Los gobernadores prefieren aflojar las restricciones a la economía antes que permitir el regreso de niños a las calles.

Un tercio de los argentinos tienen menos de 19 años. Ninguno de esos niños y jóvenes ellos fue incluido hasta ahora entre las decenas de excepciones que tiene el aislamiento social obligatorio.
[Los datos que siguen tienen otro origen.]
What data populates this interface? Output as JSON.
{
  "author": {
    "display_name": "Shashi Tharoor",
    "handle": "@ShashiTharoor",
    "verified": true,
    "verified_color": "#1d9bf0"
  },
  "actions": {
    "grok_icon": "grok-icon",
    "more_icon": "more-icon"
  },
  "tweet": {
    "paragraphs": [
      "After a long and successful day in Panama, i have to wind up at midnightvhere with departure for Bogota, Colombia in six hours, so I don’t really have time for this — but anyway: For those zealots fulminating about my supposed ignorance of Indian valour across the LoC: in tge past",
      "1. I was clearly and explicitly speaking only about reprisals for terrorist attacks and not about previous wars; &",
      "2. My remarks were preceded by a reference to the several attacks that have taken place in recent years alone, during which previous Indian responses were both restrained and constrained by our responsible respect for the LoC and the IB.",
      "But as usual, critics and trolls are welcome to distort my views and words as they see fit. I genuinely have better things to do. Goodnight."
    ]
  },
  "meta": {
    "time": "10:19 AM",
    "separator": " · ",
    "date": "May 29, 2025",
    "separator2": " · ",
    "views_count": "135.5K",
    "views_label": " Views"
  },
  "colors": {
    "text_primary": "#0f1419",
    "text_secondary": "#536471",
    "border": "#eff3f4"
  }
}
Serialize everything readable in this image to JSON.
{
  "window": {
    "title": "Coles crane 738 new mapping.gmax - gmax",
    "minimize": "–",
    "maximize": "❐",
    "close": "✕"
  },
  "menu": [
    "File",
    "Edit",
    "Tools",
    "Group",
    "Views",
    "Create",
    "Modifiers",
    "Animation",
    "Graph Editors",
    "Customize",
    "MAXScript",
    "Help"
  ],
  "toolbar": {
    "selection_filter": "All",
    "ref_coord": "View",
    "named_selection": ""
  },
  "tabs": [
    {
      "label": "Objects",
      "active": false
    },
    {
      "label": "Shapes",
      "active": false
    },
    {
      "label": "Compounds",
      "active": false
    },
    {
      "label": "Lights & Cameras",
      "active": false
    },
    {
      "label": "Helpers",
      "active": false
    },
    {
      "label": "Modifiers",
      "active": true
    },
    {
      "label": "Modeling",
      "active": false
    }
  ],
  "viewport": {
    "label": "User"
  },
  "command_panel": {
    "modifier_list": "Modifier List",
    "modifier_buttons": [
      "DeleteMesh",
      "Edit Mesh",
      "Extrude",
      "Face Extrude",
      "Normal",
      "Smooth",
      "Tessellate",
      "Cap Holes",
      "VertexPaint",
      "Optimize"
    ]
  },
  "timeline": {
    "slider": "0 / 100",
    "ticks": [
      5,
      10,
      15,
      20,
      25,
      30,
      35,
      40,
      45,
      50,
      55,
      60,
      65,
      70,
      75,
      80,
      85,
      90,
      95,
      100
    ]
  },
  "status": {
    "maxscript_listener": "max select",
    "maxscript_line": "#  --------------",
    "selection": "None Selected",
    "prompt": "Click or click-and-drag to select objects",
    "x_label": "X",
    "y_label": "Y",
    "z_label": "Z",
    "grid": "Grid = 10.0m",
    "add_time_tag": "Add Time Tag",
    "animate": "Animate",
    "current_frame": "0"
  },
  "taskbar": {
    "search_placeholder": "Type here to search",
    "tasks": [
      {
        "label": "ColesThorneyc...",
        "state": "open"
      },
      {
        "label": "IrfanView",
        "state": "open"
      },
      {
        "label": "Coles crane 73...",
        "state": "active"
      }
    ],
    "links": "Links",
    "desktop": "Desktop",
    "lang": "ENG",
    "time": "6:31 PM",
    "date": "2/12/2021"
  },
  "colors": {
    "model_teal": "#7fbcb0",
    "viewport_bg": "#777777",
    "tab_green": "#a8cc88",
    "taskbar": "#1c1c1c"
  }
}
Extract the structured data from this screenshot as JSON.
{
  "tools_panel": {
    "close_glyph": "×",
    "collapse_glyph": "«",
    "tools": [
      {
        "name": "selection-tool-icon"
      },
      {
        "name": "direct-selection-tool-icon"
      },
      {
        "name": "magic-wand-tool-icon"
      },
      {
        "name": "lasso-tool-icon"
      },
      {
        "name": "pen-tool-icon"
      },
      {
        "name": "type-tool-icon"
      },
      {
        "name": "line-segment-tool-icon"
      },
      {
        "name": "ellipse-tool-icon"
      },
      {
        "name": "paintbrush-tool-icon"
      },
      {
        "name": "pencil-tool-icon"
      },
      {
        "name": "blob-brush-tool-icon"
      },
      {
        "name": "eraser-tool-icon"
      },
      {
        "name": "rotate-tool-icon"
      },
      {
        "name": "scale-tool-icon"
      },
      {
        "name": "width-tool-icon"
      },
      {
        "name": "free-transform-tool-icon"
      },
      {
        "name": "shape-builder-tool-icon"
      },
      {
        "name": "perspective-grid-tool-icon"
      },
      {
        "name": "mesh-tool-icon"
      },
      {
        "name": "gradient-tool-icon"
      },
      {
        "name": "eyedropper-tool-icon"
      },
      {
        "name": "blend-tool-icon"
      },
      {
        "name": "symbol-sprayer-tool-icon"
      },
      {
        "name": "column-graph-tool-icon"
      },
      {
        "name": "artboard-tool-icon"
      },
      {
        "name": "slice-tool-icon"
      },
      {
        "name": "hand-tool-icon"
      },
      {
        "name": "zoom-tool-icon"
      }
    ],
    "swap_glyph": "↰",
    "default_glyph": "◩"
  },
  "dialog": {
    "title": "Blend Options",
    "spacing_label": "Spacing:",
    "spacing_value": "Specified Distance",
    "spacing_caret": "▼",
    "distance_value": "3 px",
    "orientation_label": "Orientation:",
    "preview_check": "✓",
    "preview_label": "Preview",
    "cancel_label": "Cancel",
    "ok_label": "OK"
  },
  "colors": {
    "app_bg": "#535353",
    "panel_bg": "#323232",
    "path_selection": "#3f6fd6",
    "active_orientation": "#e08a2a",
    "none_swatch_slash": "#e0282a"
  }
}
Cualquier persona que camine por las calles puede ver que hoy ese tercio del país no aparece tampoco -o aparece en una proporción mínima, casi invisible- en las caminatas cortas para hacer las compras de comida o para pasear las mascotas, las dos situaciones típicas de liberación en las últimas semanas para quienes no están incluidos en la lista de actividades esenciales.

Ese peso de los chicos en el conjunto de la población argentina vuelve ineludible el análisis sobre el permiso para que salgan de sus casas y, a la vez, es el dato que más aleja la posibilidad de que vuelvan a las calles.

Los gobiernos de la provincia de Buenos Aires y de la Capital Federal, los distritos que concentran los focos de contagio de coronavirus más importantes, ya avisaron que prefieren dejar las salidas de los chicos para más adelante.

“Si salen los chicos hay que sumar los padres que los acompañen y eso es muchísima gente de golpe. Nunca hicimos hasta ahora ninguna apertura de esa magnitud y cada salida mueve la tasa de contagio”, le dijo un importante funcionario porteño a Clarín. Esta semana, la tasa de contagio, un cálculo que la Ciudad sigue con atención todo el tiempo, estuvo en 1,3 contagiados por cada enfermo cada cinco días. Ese mismo funcionario explicó además que, antes que permitir las salidas de los chicos, Horacio Rodriguez Larreta​ prefiere liberar algunos sectores que puedan mover la economía de la Ciudad. Incluso esa modificación será muy paulatina: para la próxima semana, el jefe porteño sólo pidió que se permita el retiro de comidas en los restaurantes y bares, algo que ya estaba ocurriendo de manera informal.

Algo similar piensa Axel Kicillof, que descartó la posibilidad de que vuelvan a circular los chicos en el conurbano y en las otras grandes ciudades de la provincia. El gobernador bonaerense tiene intenciones de reabrir las obras privadas de construcción, los oficios relacionados a esas obras, como electricistas, plomeros, carpinteros o herreros y las fábricas de calzado, algunos rubros de la industria textil y la metalmecánica, siempre en los municipios con baja o nula circulación del virus. En esos distritos con pocos contagios también volverían a sus estudios los abogados y los contadores.

La misma idea tienen Omar Perotti, en Santa Fe, y Juan Schiaretti, en Córdoba, los otros jefes de la lista de provincias más pobladas.

Esa situación revela que, en el caso de los chicos, vuelven a cruzarse las prioridades de la salud y de la economía, pero de forma inversa que la que aparecen en la discusión general sobre el aislamiento social obligatorio. El principal argumento de los médicos que plantearon la salida de los niños es que, si siguen dentro de las casas, su ánimo y salud mental podrían verse afectados. Algo similar plantean las familias que ven el sufrimiento de los chicos en el encierro constante y permanente. Por el contrario, el Presidente y los gobernadores que más mencionaron la preeminencia de la salud por sobre las consecuencias económicas, en este caso sostienen que prefieren privilegiar la alguna reactivación antes que abrir las puertas a los chicos.